David Le Breton – Cicatrices : l’existence dans la peau
David Le Breton, anthropologue, a fait du Corps son sujet d’étude. Il a publié plusieurs ouvrages avec un point de vue anthropologique sur des aspects qui peuvent sembler assez simples : le visage, le rire, le sourire, les tatouages, la douleur, l’odeur… Ici, il explore les cicatrices avec ses très nombreuses significations. La première, dont nous avons tous, est le nombril, une marque temporelle de notre naissance.
Ça commence par le sens anthropologique de la peau. C’est plus qu’une enveloppe, c’est l’interface avec le monde extérieur qui, entre autres choses, enregistre notre histoire. Et c’est bien complexe que ce que l’on peut imaginer au départ.
La grande diversité des formes et de l’apparition des cicatrices fait que, mis à part les deux premiers chapitres, les autres peuvent être lus dans le désordre. En effet, malgré le point commun d’être une marque sur la peau, les interprétations anthropologiques des types de cicatrices sont très diversifiées.
Ce livre est assez facile à lire, malgré certains passages que je pense pourraient être condensés. Le contenu est dense et, je crois, exhaustif. J’ai déjà lu plusieurs de ses livres et sauf un, je les ai tous apprécié.

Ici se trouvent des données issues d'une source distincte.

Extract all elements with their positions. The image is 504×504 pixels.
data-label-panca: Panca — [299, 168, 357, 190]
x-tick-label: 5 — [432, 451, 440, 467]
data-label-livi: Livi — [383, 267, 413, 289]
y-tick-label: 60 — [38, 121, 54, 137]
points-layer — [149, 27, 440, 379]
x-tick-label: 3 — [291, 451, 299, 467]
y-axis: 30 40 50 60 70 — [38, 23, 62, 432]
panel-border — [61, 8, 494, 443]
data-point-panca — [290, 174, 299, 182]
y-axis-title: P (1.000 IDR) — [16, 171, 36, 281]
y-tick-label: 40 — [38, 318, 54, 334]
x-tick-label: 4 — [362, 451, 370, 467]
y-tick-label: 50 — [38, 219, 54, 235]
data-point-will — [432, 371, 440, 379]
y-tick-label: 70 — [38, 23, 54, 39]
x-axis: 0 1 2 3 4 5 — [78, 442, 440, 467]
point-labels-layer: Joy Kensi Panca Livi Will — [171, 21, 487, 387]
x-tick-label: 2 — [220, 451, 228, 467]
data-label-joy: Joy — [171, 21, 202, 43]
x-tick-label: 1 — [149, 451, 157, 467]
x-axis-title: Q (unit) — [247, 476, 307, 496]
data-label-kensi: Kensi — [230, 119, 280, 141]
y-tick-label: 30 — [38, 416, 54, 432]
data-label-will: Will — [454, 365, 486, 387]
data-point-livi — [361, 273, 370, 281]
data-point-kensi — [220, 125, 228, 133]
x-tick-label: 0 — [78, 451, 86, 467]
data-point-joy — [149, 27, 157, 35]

La table de matières donne une idée de son contenu :
- La peau : anthropologie
- Traces d’événements, signes d’identité
- Cicatrices rituelles des sociétés traditionnelles
- Signes d’infamie
- Cicatrices d’art
- Scarifications adolescentes
- Blessures carcérales
- Blessures des réfugiés : la preuve par les cicatrices
- Cicatrices sur le visage
- Corps de résistance, corps d’amazone
- L’esthétisme des cicatrices
Citations
(p. 132)
Chez le jeune dans l’impossibilité de nouer une relation heureuse aux autres, de mettre sens et valeur à son existence, le corps prend le relais. Les scarifications, les brûlures, les piqûres avec des compas ou des punaises les ecchymoses volontaires, les excoriations sur des boutons d’acné, les coups, les insertions d’objets sous la peau, l’entretien de blessures en rouvrant des plaies produisent des cicatrices plus ou moins durables selon leur profondeur et l’instrument qui les provoque. Elles sont plus ou moins visibles selon leur localisation. L’insuffisance d’une relation solide et confiante au monde lors d’événements affectifs douloureux produit ces moments fulgurants de recours au corps à travers une chirurgie brutale, mais signifiante, pour s’agripper au réel et ne pas sombrer. À travers l’effraction corporelle, le jeune s’efforce de reprendre le contrôle d’une situation qui lui échappe. Il faut parfois sacrifier une part du corps pour sauvegarder quelque chose de soi. Ces blessures sont des tentatives de se dépouiller d’une peau, qui colle à la peau, d’un sentiment de soi insupportable. Mises en œuvre de manière volontaire et répétée, elles incarnent finalement une autre forme de ce que Freud nommait la « complaisance somatique ». Ce sont des hiéroglyphes de souffrance, et, simultanément, des tentatives d’en alléger le poids. Le corps est une autre scène où le jeune règle ses comptes, décharge les tensions et accroche simultanément par l’effraction le sentiment de son existence.